My feet hit the floor and I staggered from bed. Rory yawned and stretched. “Come on, get up,” I said, trudging to the chest of drawers to find something to wear for school.
“Do we have to?”
“Unfortunately.” Down the way I heard Suz’s door open. She must be making a mad dash for the one bathroom the house contained. That would mean the rest of us had to wait what would seem like hours for her to emerge. At least in Philadelphia, our apartment had three bathrooms, and Suz claimed one for herself. Rory and I didn’t mind sharing, it meant getting her out of our way in the mornings. “Crap!”
“Suz is gonna beat us to the bathroom.”
“Oh,” Rory said in a lackluster tone.
“She’s gonna make us late for school.”
He sat up. “Do you really care?”
I took a shirt out and pulled it over my head. “I suppose not.”
“I mean, what are they going to tell us?” Rory threw off the covers and got up. He went to the window, parted the drapes and looked out. “Nothing here, absolutely nothing.”
We dressed and were just getting ready to head downstairs for breakfast when we heard a ruckus below at the bottom of the stairs. “Children!” Grandma called. “Breakfast!”
I peered down the steps. “Coming, Grandma.”
“Probably still in the bathroom.”
“Tell her to get a move on. You’ll be late for school.”
“She won’t listen to us, she never does.” I scratched my head. How could Grandma have missed Suz? The bathroom was right next to the kitchen. The aroma of something greasy hit my nose. I wasn’t quite sure what to make of it, but it actually smelled good. Taking in a deep breath, I decided that maybe there was food out here worth eating. Supper last night had been something called beef ribs. They were terribly messy, but tasted like nothing I’d ever had in my life. There was a sticky brown sauce that Grandpa called barbeque. It was smoky and sweet in flavor. And we had to tear meat off bones with our teeth! Suz was appalled, of course, and tried to use a knife and fork. All of us just laughed at her. She finally got mad and stomped upstairs to her room. Rory and I didn’t mind, that left more for us.

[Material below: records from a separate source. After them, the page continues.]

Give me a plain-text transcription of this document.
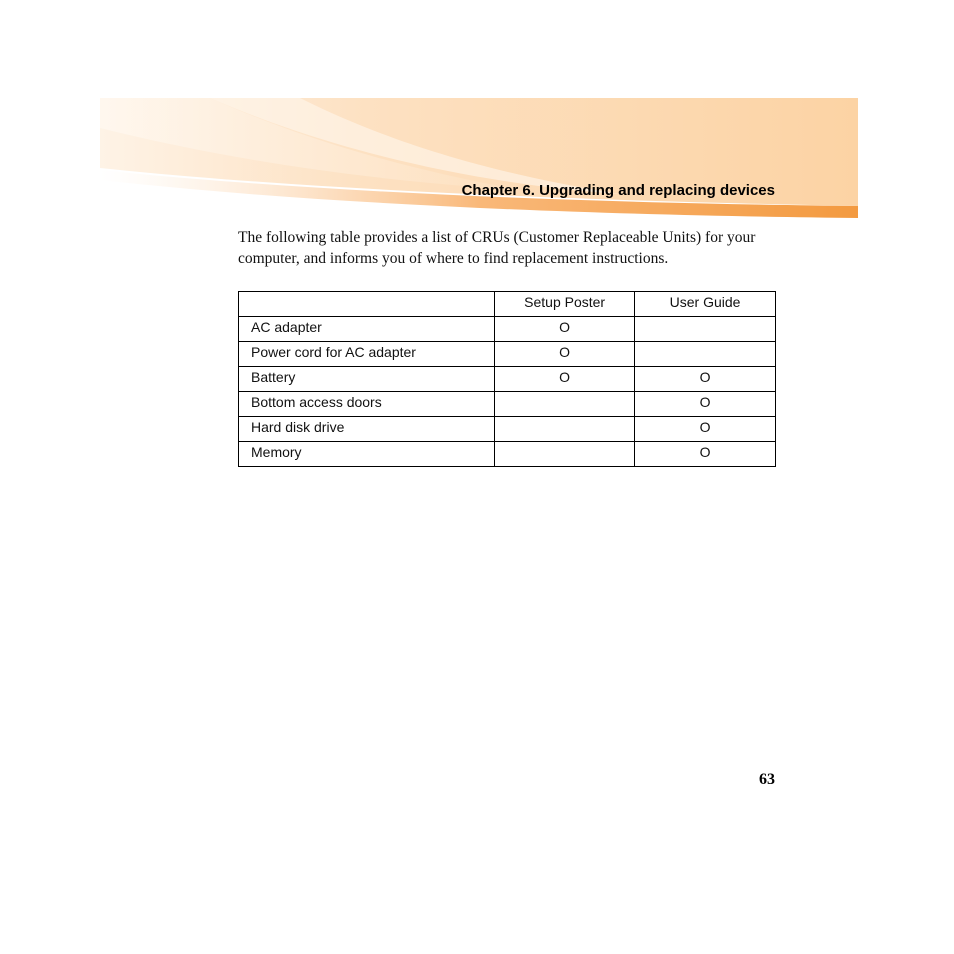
Chapter 6. Upgrading and replacing devices

The following table provides a list of CRUs (Customer Replaceable Units) for your computer, and informs you of where to find replacement instructions.

	Setup Poster	User Guide
AC adapter	O	
Power cord for AC adapter	O	
Battery	O	O
Bottom access doors		O
Hard disk drive		O
Memory		O
63
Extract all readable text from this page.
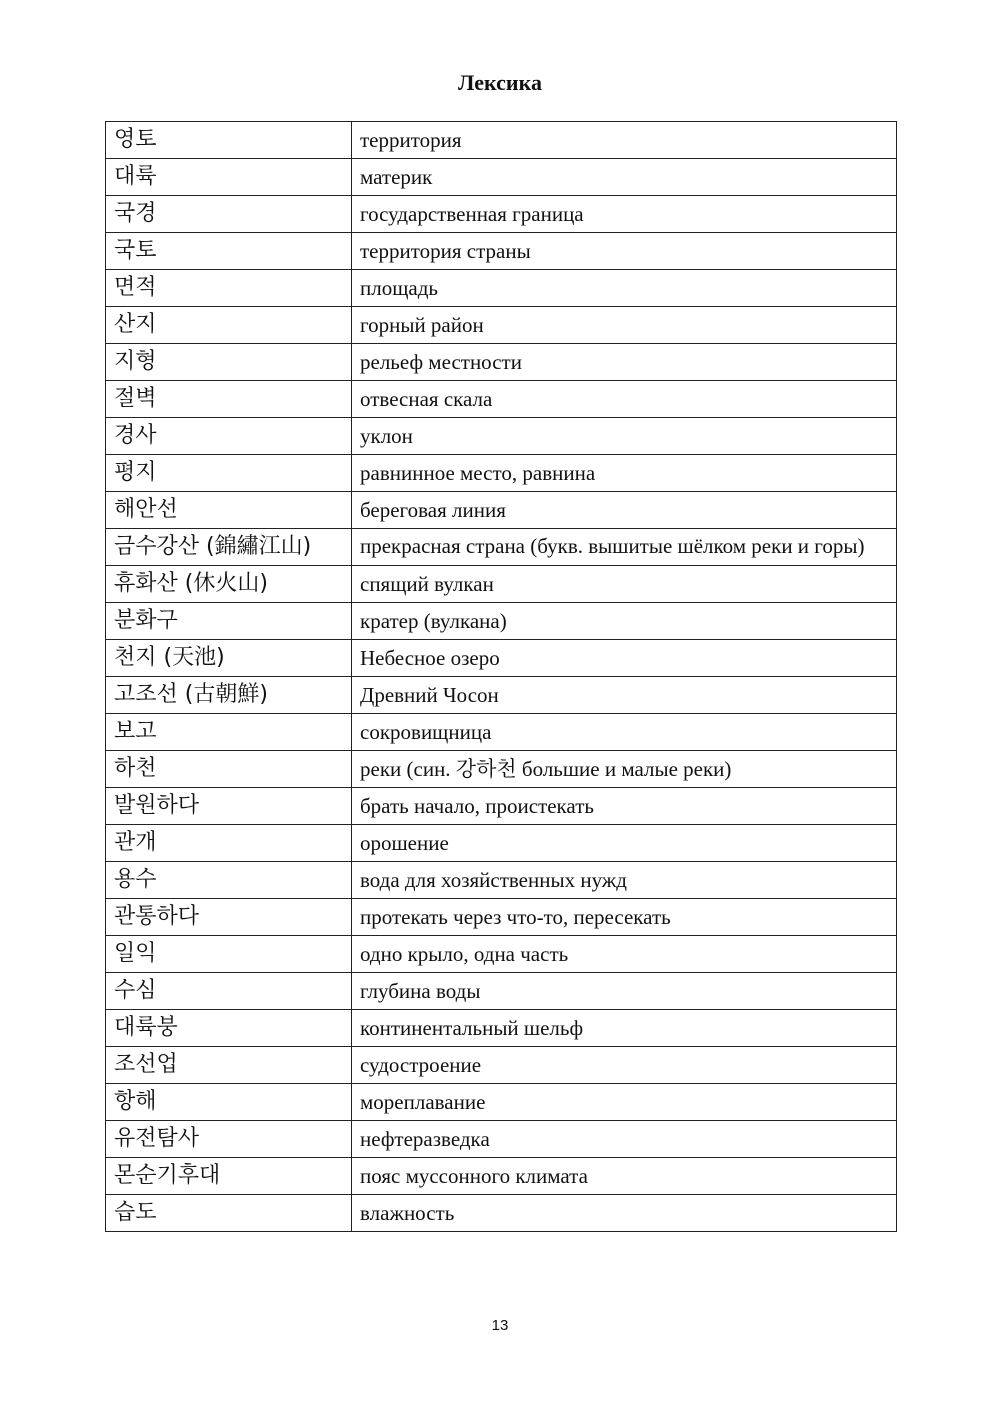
Лексика
영토	территория
대륙	материк
국경	государственная граница
국토	территория страны
면적	площадь
산지	горный район
지형	рельеф местности
절벽	отвесная скала
경사	уклон
평지	равнинное место, равнина
해안선	береговая линия
금수강산 (錦繡江山)	прекрасная страна (букв. вышитые шёлком реки и горы)
휴화산 (休火山)	спящий вулкан
분화구	кратер (вулкана)
천지 (天池)	Небесное озеро
고조선 (古朝鮮)	Древний Чосон
보고	сокровищница
하천	реки (син. 강하천 большие и малые реки)
발원하다	брать начало, проистекать
관개	орошение
용수	вода для хозяйственных нужд
관통하다	протекать через что-то, пересекать
일익	одно крыло, одна часть
수심	глубина воды
대륙붕	континентальный шельф
조선업	судостроение
항해	мореплавание
유전탐사	нефтеразведка
몬순기후대	пояс муссонного климата
습도	влажность
13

“Come, boys, get your breakfast before it gets cold.”
Rory and I thundered down the steps, anxious to see what morsels of delight would greet us at the kitchen table. We weren’t disappointed. Grandma had prepared a feast. My rather sensitive nose picked up several tasty scents. I could smell some sort of fresh baked bread, the greasy aroma that met me on the stairs, and something that was vaguely toasty and starchy in nature. My mouth started to water.
“I hope you boys are hungry,” Grandma said, standing at the stove with a plate in hand. We said nothing but took our places at the table. I watch as the old woman opened the oven and removed two round shaped pieces of bread—or so I thought. She cut them in half and arranged them on the plate. Next she put some rich golden-colored shreddings next to the breads. I was clueless to what it was. And from a cast iron frying pan, I saw her pluck two strips of something that looked like meat. Over most of it, she ladled some sort of creamy white goo. I thought it looked like adhesive. It was very thick and had little dark flecks of something in it.
Grandma placed the plate in front of me. I looked up at her, giving my best impression of naivety. Everything smelled good, but what exactly was I eating? She must have sensed my apprehension. “This is a farmhouse breakfast, Jonah.” She pointed to each item. “It has biscuits, country gravy, hash browns, and bacon. I’m sorry, I don’t have any eggs.”
I reached and picked up a strip of what she called bacon. “Never seen this before.”
“They don’t have bacon in the Inner States?”
“This is the first time I’ve seen it.”
“Give it a try, I’m sure you’ll like it. You went crazy on those ribs last night, didn’t you?”
I said nothing but brought the strip up to my mouth and opened gingerly. So far Grandma’s cooking had been very enjoyable. I wondered how she’d learned to cook like this. Sticking out my tongue slightly, I let the crispy strip touch it. My senses were assaulted with a salty, greasy flavor that had a smoky hint to it. Ah, I was in love again!
“Well?” she said.
Grandma laughed and went to make Rory’s plate. I knew he’d enjoy this as much as I was. There had to be some reason that bacon wasn’t available in the Inner States—probably because it was deemed bad for you by the dietary directors, and hence, would not be served to the population. I began to wonder what other delicacies I’d been missing.